Now I know it is a “stove.” The word “Japanese” is the key. A search shows not only cooking stoves, but handwarmers! That leads me to the following item from Good Housekeeping, Volume 46, published in 1908:
“Sudden death is said to be the only infallible cure for seasickness, a prescription not likely to be tested, even by the most unfortunate victim. Let those who are subject to nausea try a Japanese hand stove. These convenient little things can be found at almost all Oriental stores. They are small, metal boxes, velvet covered, in which is placed a lighted punk which burns for one hour. Their use on two voyages has made them indispensable to me. I always carry three packages of punk. Each contains ten pieces. I also take two sheets of wadding, cut in strips a little wider than the stove. These I wrap around the box, as dust sometimes sifts out. Placed over the pit of the stomach, the stove will keep the stomach warm and often prevent seasickness. Even if one is sick, it is a comfort. The little stoves are curved to fit inside the hands, and for toothache, neuralgia, or stiff neck the dry heat is far better than the moist heat of a hot-water bottle, and the boxes have the advantage of being lighter. The cost of stove and one package of punk, in my city, is but thirty-five cents, and ten cents for additional package of punk. A.K.”

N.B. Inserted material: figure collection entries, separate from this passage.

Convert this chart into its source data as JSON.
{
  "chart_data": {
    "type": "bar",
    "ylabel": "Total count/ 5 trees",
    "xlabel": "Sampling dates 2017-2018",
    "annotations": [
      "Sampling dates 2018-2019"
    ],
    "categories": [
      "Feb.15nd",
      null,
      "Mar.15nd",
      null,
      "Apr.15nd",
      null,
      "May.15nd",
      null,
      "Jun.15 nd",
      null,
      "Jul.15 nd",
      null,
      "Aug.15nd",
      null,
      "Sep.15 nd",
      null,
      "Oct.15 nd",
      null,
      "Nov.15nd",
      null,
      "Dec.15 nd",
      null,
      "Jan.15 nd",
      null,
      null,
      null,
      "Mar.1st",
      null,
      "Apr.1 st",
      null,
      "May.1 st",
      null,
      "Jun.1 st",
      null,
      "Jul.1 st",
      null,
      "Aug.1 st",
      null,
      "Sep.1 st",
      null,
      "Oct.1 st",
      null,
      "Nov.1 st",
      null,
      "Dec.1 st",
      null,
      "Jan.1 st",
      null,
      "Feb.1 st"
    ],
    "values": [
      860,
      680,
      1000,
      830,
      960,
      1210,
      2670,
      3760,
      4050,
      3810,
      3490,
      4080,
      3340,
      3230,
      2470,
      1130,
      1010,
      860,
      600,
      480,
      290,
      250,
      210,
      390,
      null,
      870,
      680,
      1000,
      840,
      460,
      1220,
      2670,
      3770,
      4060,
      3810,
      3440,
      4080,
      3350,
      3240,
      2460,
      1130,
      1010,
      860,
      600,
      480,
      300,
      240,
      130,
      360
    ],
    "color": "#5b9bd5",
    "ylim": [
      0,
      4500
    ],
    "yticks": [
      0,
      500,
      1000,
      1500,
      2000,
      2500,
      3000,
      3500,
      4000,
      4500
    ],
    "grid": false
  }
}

February 15, 1914: Ellen’s note to Mabel:
But Friday? I finally got down to stateroom where I told papa to get out a stove “quick and hurry up!” Then I flopped onto my birth, & tell Miss Sherryman the stove saved the day, for I weathered the storm and wasn’t seasick! Father took that other stove and stood it through, too! Hurrah for Miss Sherryman & the stove!
The Capt., stewardess, and numerous young men complimented me on being “a good sailor.” Most of the women succumbed. Fri. a.m. only one little girl and myself went to breakfast. Then I fasted till Sat. noon, when a dish of hot soup and stewed peaches were enough. But this a.m. they all scrambled out and felt better.